Twice a month, John Francis Peters talks to image-makers about their long-term projects and how they approach their work and subjects. This week he talks with frequent photo contributor Gabriele Stabile about “The Refugee Hotel,” a long-term essay. A portion of “The Refugee Hotel” ran in the FADER #57 photo issue. Currently, Stabile and writer Juliet Linderman are raising funds via Kickstarter to facilitate the final push toward book project completion. Check it out.
I’m really excited you’re making a book out of this project. I think it’s an incredibly important topic and I respect your dedication to the story. I’d like to talk about the moment you’re at now with the project, with the goal of it becoming a book. As you begin to revisit the subjects, does the book making process influence how you’re navigating the story?
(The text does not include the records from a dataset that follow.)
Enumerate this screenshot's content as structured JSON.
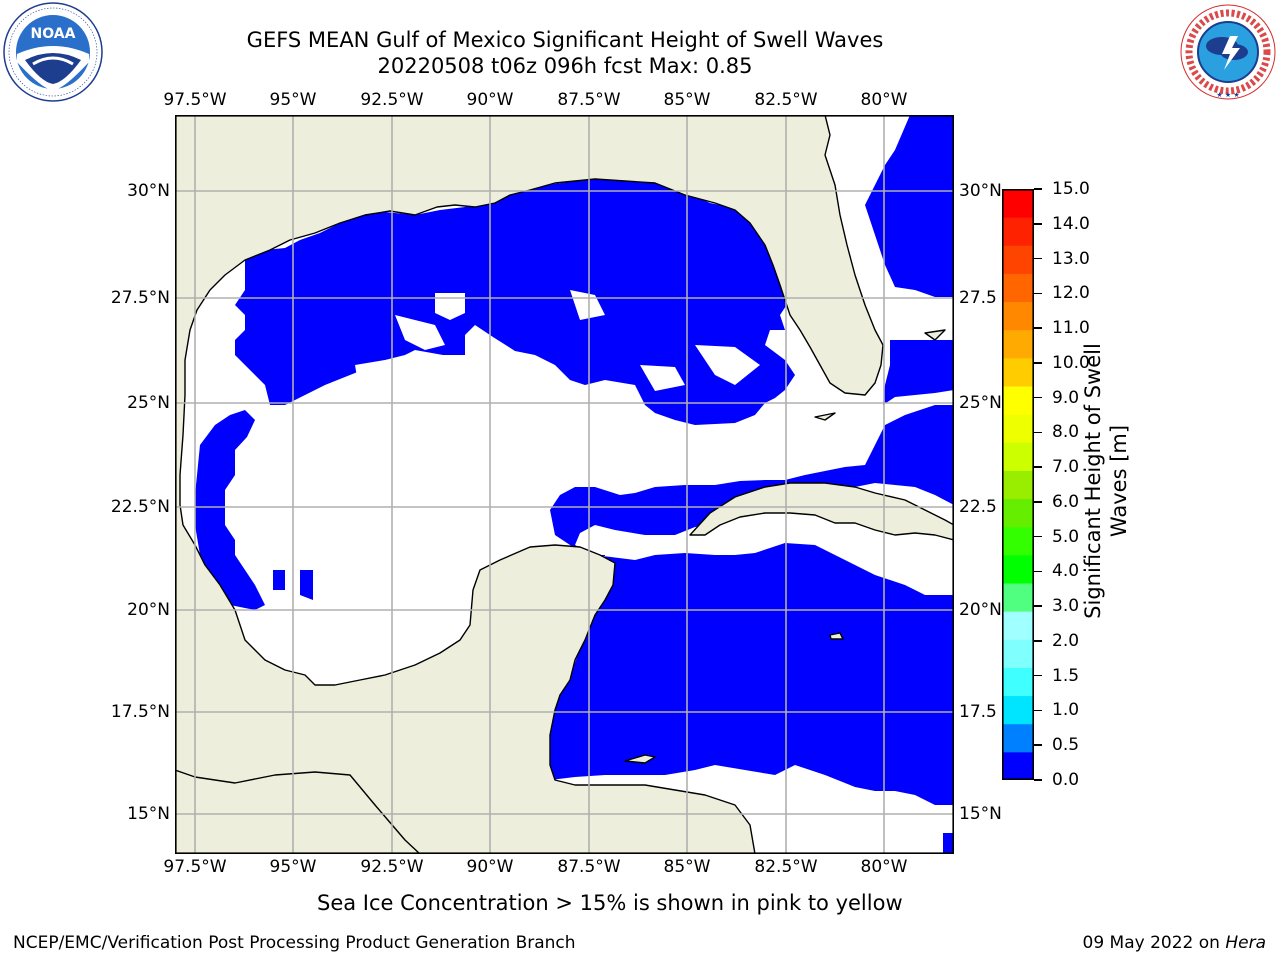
{
  "header": {
    "title_line1": "GEFS MEAN Gulf of Mexico Significant Height of Swell Waves",
    "title_line2": "20220508 t06z 096h fcst   Max: 0.85"
  },
  "logos": {
    "left": {
      "name": "NOAA",
      "ring_text": "NATIONAL OCEANIC AND ATMOSPHERIC ADMINISTRATION · U.S. DEPARTMENT OF COMMERCE"
    },
    "right": {
      "name": "NATIONAL WEATHER SERVICE"
    }
  },
  "map": {
    "lon_labels": [
      "97.5°W",
      "95°W",
      "92.5°W",
      "90°W",
      "87.5°W",
      "85°W",
      "82.5°W",
      "80°W"
    ],
    "lat_labels_left": [
      "30°N",
      "27.5°N",
      "25°N",
      "22.5°N",
      "20°N",
      "17.5°N",
      "15°N"
    ],
    "lat_labels_right": [
      "30°N",
      "27.5",
      "25°N",
      "22.5",
      "20°N",
      "17.5",
      "15°N"
    ],
    "colors": {
      "land": "#eeeedd",
      "ocean_low": "#0000ff",
      "ocean_mid": "#0080ff",
      "grid": "#b0b0b0"
    }
  },
  "colorbar": {
    "label_line1": "Significant Height of Swell",
    "label_line2": "Waves [m]",
    "ticks": [
      "15.0",
      "14.0",
      "13.0",
      "12.0",
      "11.0",
      "10.0",
      "9.0",
      "8.0",
      "7.0",
      "6.0",
      "5.0",
      "4.0",
      "3.0",
      "2.0",
      "1.5",
      "1.0",
      "0.5",
      "0.0"
    ],
    "colors": [
      "#0000ff",
      "#0080ff",
      "#00e5ff",
      "#40ffff",
      "#80ffff",
      "#a0ffff",
      "#50ff80",
      "#00ff00",
      "#33ff00",
      "#66ee00",
      "#99ee00",
      "#ccff00",
      "#eeff00",
      "#ffff00",
      "#ffcc00",
      "#ffaa00",
      "#ff8800",
      "#ff6600",
      "#ff4400",
      "#ff2200",
      "#ff0000"
    ]
  },
  "footer": {
    "note": "Sea Ice Concentration > 15% is shown in pink to yellow",
    "left": "NCEP/EMC/Verification Post Processing Product Generation Branch",
    "right_prefix": "09 May 2022 on ",
    "right_italic": "Hera"
  }
}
First off, thanks to you and FADER for the undying, passionate support. This story first came out in the pages of the magazine a couple of years ago, and I feel honored it made the photo special issue. To get to your question, the book making process always had influence, in a way, because I always thought that this story really works better as a book, on a wider, more relaxed narrative than as a twelve picture story. So the actual pace of the storytelling, going on in my mind when I was about to embark towards yet another trip to a refugee hotel, was constantly informed by this idea of presenting all of this material in book form. Refugee Hotel is a strange story, really, I still find it very atmospheric, in the sense that the focus is more in the atmosphere of the photos than in their actual content.
It’s a little bit like a maze, easy to get in, difficult to get out, without a proper end or a coherent, linear narrative. But at the same time, the linear narrative is something I feel older photographers were really worried about, it belongs to another generation of authors. I hope the book looks very impressionistic when it’s printed, very much like a series of memories. I would love to stretch the incoherence of it all.